As a finite resource, oil, and in turn gas and diesel, is eventually going to run out. The impacts from using, refining and also finding oil and other fossil fuels are vast and have a significant negative impact on the environment. All kinds of hazards and pollution stem from fossil fuels, including immediate dangers to the planet, such as, most significantly, the dramatic increase of greenhouse gas emissions. The only way to counter these issues is to find alternatives that allow us to produce clean and also plentiful energy – so, here are some of the alternatives:
Crops such as corn, sugarcane and soybean can be processed and then used to create more efficient, greener alternative transportation fuels. By blending ethanol with traditional gas, it is possible to increase octane levels and also the quality of emissions discharged from all forms of transit. However, the production of ethanol involves the use of crops as fuel, which some consider a waste of food and it is still carbon-based. Much ethanol used in transportation also still uses gasoline, making it a less than perfect answer. However, ethanol remains an alternative to fossil fuels. Biodiesel
Made mostly from animal and plant fats, biodiesel (another type of biofuel, in addition to ethanol) can be in the form of oil ( mostly taken from restaurant kitchens) and then used in modified engines. It is also possible, with some engines, to mix the converted oil after it has been processed with traditional diesel and use it in modified engines. Biodiesel is a safe, effective alternative for buses and cars that causes a significant decrease in air pollutants relative to traditional gasoline. The most promising new source for the production of biodiesel is algae. Algae might just be the future of biofuel.

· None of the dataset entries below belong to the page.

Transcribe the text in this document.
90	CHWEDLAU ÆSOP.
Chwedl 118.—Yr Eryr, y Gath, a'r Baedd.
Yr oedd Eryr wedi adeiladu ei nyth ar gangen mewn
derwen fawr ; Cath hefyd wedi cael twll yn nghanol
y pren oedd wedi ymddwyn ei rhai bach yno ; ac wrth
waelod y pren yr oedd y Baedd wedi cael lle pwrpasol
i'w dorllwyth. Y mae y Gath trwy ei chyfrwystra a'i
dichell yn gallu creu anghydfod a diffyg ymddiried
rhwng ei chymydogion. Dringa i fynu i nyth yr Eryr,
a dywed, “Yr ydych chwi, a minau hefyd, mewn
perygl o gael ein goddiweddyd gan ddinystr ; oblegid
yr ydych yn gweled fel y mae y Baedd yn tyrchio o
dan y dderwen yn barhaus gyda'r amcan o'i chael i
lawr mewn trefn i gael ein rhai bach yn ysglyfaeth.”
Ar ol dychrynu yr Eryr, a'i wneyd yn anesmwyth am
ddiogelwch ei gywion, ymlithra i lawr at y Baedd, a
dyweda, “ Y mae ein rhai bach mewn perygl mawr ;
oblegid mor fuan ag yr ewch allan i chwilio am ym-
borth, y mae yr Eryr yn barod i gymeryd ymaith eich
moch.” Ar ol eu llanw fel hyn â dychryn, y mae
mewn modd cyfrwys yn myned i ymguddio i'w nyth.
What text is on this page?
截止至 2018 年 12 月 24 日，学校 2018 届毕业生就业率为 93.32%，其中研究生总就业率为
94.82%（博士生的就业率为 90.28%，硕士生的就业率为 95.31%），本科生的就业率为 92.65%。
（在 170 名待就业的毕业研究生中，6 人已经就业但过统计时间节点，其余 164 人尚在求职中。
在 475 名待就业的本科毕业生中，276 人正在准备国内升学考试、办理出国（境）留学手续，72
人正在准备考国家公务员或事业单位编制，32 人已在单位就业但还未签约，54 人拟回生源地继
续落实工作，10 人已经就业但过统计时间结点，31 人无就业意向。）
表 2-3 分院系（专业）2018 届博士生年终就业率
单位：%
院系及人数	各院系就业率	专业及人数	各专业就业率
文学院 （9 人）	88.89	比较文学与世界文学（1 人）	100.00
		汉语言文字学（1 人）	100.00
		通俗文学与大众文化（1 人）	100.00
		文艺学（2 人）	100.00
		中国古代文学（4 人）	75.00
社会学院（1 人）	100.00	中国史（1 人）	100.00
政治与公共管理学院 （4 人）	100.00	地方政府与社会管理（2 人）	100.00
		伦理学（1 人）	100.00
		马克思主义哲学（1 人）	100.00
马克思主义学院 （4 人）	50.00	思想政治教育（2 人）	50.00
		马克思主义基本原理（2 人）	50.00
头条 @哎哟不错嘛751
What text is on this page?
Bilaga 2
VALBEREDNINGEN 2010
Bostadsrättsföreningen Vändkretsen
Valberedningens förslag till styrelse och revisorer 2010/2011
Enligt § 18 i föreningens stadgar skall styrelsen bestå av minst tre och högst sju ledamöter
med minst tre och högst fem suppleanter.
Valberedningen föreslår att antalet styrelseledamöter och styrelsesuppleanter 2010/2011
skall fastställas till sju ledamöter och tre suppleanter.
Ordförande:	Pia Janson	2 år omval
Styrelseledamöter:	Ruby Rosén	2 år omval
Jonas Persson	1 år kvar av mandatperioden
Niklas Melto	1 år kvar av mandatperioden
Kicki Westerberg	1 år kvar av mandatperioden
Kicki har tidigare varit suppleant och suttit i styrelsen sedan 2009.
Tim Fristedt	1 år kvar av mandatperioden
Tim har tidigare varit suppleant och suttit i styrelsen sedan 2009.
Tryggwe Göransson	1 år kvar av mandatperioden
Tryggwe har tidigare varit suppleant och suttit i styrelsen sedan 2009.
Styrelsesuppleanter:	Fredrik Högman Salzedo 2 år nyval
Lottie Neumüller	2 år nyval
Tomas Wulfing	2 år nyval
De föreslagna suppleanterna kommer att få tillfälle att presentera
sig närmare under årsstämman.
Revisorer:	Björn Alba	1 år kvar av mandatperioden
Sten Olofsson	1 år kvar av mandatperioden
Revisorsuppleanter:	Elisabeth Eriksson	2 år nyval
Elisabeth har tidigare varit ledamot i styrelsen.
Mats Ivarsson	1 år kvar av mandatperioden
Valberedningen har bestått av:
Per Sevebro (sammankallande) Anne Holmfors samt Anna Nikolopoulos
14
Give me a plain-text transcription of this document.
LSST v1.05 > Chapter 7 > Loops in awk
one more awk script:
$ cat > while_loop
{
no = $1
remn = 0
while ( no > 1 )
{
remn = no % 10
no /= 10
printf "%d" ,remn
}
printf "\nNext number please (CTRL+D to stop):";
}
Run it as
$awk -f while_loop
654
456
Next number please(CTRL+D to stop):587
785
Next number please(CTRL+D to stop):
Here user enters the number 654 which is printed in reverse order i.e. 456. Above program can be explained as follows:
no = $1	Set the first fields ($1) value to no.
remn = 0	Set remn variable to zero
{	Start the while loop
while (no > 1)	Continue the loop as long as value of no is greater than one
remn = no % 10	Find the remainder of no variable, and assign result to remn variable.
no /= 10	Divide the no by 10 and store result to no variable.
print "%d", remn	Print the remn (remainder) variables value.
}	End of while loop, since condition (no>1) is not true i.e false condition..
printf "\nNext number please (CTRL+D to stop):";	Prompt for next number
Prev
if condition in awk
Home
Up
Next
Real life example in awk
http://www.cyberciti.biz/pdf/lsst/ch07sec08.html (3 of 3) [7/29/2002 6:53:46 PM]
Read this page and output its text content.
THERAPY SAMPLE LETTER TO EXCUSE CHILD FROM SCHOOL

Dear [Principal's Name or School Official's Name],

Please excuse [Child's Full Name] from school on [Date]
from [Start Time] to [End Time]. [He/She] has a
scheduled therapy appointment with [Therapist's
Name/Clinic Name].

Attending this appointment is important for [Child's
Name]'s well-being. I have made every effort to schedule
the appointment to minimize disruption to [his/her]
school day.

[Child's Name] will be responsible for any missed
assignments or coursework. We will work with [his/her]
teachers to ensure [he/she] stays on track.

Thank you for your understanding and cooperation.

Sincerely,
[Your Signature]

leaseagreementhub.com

Of course, we currently use electric vehicles (EV's) on the road, whether in the form of tram (or other light rail), pure EV or hybrid. Electric vehicles and hybrids work on battery power and are charged through an external electric source (see Hybrids, Plug-in Hybrids and Electric Vehicles). These batteries can produce energy without combustion or pollution, however they do require the creation of electricity from a third party. Mass transit based on electricity (trolleys, street cars, other light rail, or electric buses etc...) have proven to be a great alternative. It remains important that the sources for the electrical generation used to power these alternative transit options comes from renewable energy, as well.
PV panels are quite a common sight on homes these days and can produce enough power to heat homes. However, though using solar for cars has been well demonstrated, there are still many issues with using solar power to fuel transportation. Solar isn't produced efficiently in a cost-effective, compatible application to power a significant amount of transit options as of yet. However, especially with nanotechnology, solar is becoming increasingly efficient and also falling in price, meaning someday soon, it could be a feasible option.
The 5th option, like solar, is in the R&D phase - hydrogen, and hydrogen fuel cells. The biggest hydrogen fuel cell project is Clean Hydrogen in European Cities (CHIC) , operating in several countries throughout Europe.
Whatever the future of motoring, viable innovations have to continue to be researched, developed and brought to the mass marketplace. Solutions to fossil fuels must continue to be explored and offered to the public sooner rather than later, for the good of humanity and the planet.